The Old Coach Sez

THE EVOLUTION OF A

FISHERPERSON

Looking at recent photos in the Messenger of large walleyes being caught in nearby lakes reminded me of my experience with a youngster who grew up in a nearby community.

I learned of this first or second grader who was really excited about fishing but was a little young to handle the rod and reel bit. He had gone fishing with members of the family a couple of times, but had been disappointed.

On my way to Duluth one weekend, I saw a sign in one of the far out northern suburbs advertising a "trout farm." Checking into it, I learned that the farm had some holes that were full of young trout. The general public could fish these holes. A bamboo fishing pole with a bobber and hook like we used to use in the good old days was provided. We soon found out that the ponds were really full with active trout. The hooker was that you had to pay for every fish that was landed, no matter the size. This was understandable, the owners did not want wounded or dying fish thrown back into the ponds.
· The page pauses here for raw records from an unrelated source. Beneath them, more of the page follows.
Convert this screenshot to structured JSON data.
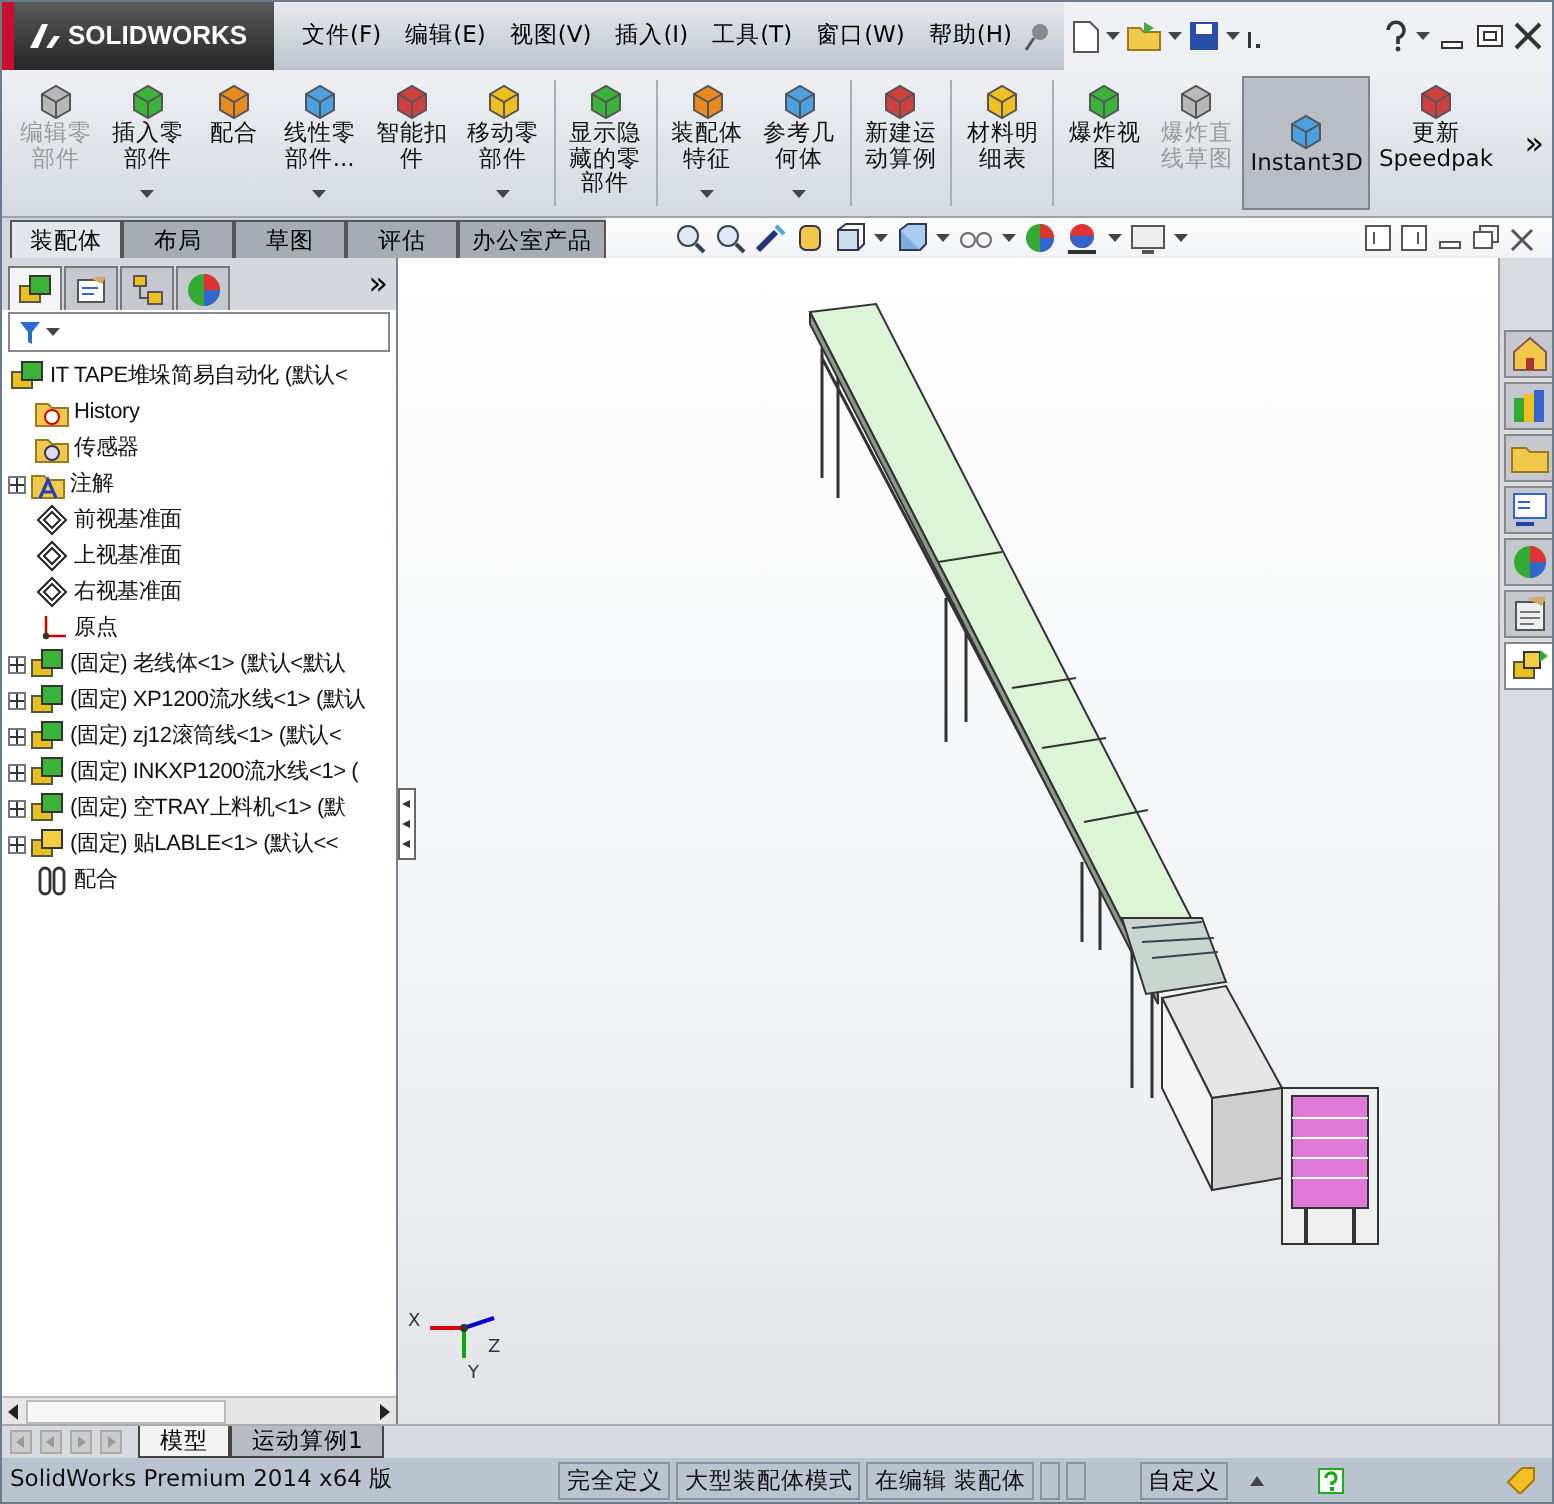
{
  "app": {
    "logo_text": "SOLIDWORKS"
  },
  "menu": [
    {
      "label": "文件(F)"
    },
    {
      "label": "编辑(E)"
    },
    {
      "label": "视图(V)"
    },
    {
      "label": "插入(I)"
    },
    {
      "label": "工具(T)"
    },
    {
      "label": "窗口(W)"
    },
    {
      "label": "帮助(H)"
    }
  ],
  "ribbon": [
    {
      "label": "编辑零部件",
      "disabled": true,
      "dropdown": false,
      "selected": false,
      "separator_before": false
    },
    {
      "label": "插入零部件",
      "disabled": false,
      "dropdown": true,
      "selected": false,
      "separator_before": false
    },
    {
      "label": "配合",
      "disabled": false,
      "dropdown": false,
      "selected": false,
      "separator_before": false
    },
    {
      "label": "线性零部件...",
      "disabled": false,
      "dropdown": true,
      "selected": false,
      "separator_before": false
    },
    {
      "label": "智能扣件",
      "disabled": false,
      "dropdown": false,
      "selected": false,
      "separator_before": false
    },
    {
      "label": "移动零部件",
      "disabled": false,
      "dropdown": true,
      "selected": false,
      "separator_before": false
    },
    {
      "label": "显示隐藏的零部件",
      "disabled": false,
      "dropdown": false,
      "selected": false,
      "separator_before": true
    },
    {
      "label": "装配体特征",
      "disabled": false,
      "dropdown": true,
      "selected": false,
      "separator_before": true
    },
    {
      "label": "参考几何体",
      "disabled": false,
      "dropdown": true,
      "selected": false,
      "separator_before": false
    },
    {
      "label": "新建运动算例",
      "disabled": false,
      "dropdown": false,
      "selected": false,
      "separator_before": true
    },
    {
      "label": "材料明细表",
      "disabled": false,
      "dropdown": false,
      "selected": false,
      "separator_before": true
    },
    {
      "label": "爆炸视图",
      "disabled": false,
      "dropdown": false,
      "selected": false,
      "separator_before": true
    },
    {
      "label": "爆炸直线草图",
      "disabled": true,
      "dropdown": false,
      "selected": false,
      "separator_before": false
    },
    {
      "label": "Instant3D",
      "disabled": false,
      "dropdown": false,
      "selected": true,
      "separator_before": false
    },
    {
      "label": "更新Speedpak",
      "disabled": false,
      "dropdown": false,
      "selected": false,
      "separator_before": false
    }
  ],
  "ribbon_more": "»",
  "command_tabs": [
    {
      "label": "装配体",
      "selected": true
    },
    {
      "label": "布局",
      "selected": false
    },
    {
      "label": "草图",
      "selected": false
    },
    {
      "label": "评估",
      "selected": false
    },
    {
      "label": "办公室产品",
      "selected": false
    }
  ],
  "manager_tabs": [
    {
      "kind": "assembly",
      "selected": true
    },
    {
      "kind": "property",
      "selected": false
    },
    {
      "kind": "config",
      "selected": false
    },
    {
      "kind": "display",
      "selected": false
    }
  ],
  "manager_more": "»",
  "tree": {
    "label": "IT TAPE堆垛简易自动化 (默认<",
    "kind": "assembly",
    "children": [
      {
        "label": "History",
        "kind": "history",
        "expander": false
      },
      {
        "label": "传感器",
        "kind": "sensor",
        "expander": false
      },
      {
        "label": "注解",
        "kind": "annotation",
        "expander": true
      },
      {
        "label": "前视基准面",
        "kind": "plane",
        "expander": false
      },
      {
        "label": "上视基准面",
        "kind": "plane",
        "expander": false
      },
      {
        "label": "右视基准面",
        "kind": "plane",
        "expander": false
      },
      {
        "label": "原点",
        "kind": "origin",
        "expander": false
      },
      {
        "label": "(固定) 老线体<1> (默认<默认",
        "kind": "part",
        "expander": true
      },
      {
        "label": "(固定) XP1200流水线<1> (默认",
        "kind": "part",
        "expander": true
      },
      {
        "label": "(固定) zj12滚筒线<1> (默认<",
        "kind": "part",
        "expander": true
      },
      {
        "label": "(固定) INKXP1200流水线<1> (",
        "kind": "part",
        "expander": true
      },
      {
        "label": "(固定) 空TRAY上料机<1> (默",
        "kind": "part",
        "expander": true
      },
      {
        "label": "(固定) 贴LABLE<1> (默认<<",
        "kind": "subassembly",
        "expander": true
      },
      {
        "label": "配合",
        "kind": "mates",
        "expander": false
      }
    ]
  },
  "task_pane": [
    {
      "kind": "home",
      "selected": false
    },
    {
      "kind": "library",
      "selected": false
    },
    {
      "kind": "folder",
      "selected": false
    },
    {
      "kind": "properties",
      "selected": false
    },
    {
      "kind": "appearance",
      "selected": false
    },
    {
      "kind": "clipboard",
      "selected": false
    },
    {
      "kind": "assembly",
      "selected": true
    }
  ],
  "triad": [
    "X",
    "Y",
    "Z"
  ],
  "bottom_tabs": [
    {
      "label": "模型",
      "selected": true
    },
    {
      "label": "运动算例1",
      "selected": false
    }
  ],
  "status_bar": {
    "product": "SolidWorks Premium 2014 x64 版",
    "fields": [
      "完全定义",
      "大型装配体模式",
      "在编辑 装配体"
    ],
    "units": "自定义"
  }
}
I do not remember the cost per pound, but it was pretty darn expensive. The fact that there were so many fish, and you had to keep everything you caught, meant that the time went by quickly. I don't recall the bobber ever being in the water for more than 2 minutes before a fish was hooked. But what fun it was to watch this youngster pulling them in. It was a long trip, but we went three times. I cherish a photo I have of him with 11 trout lined up on the grass in front of him.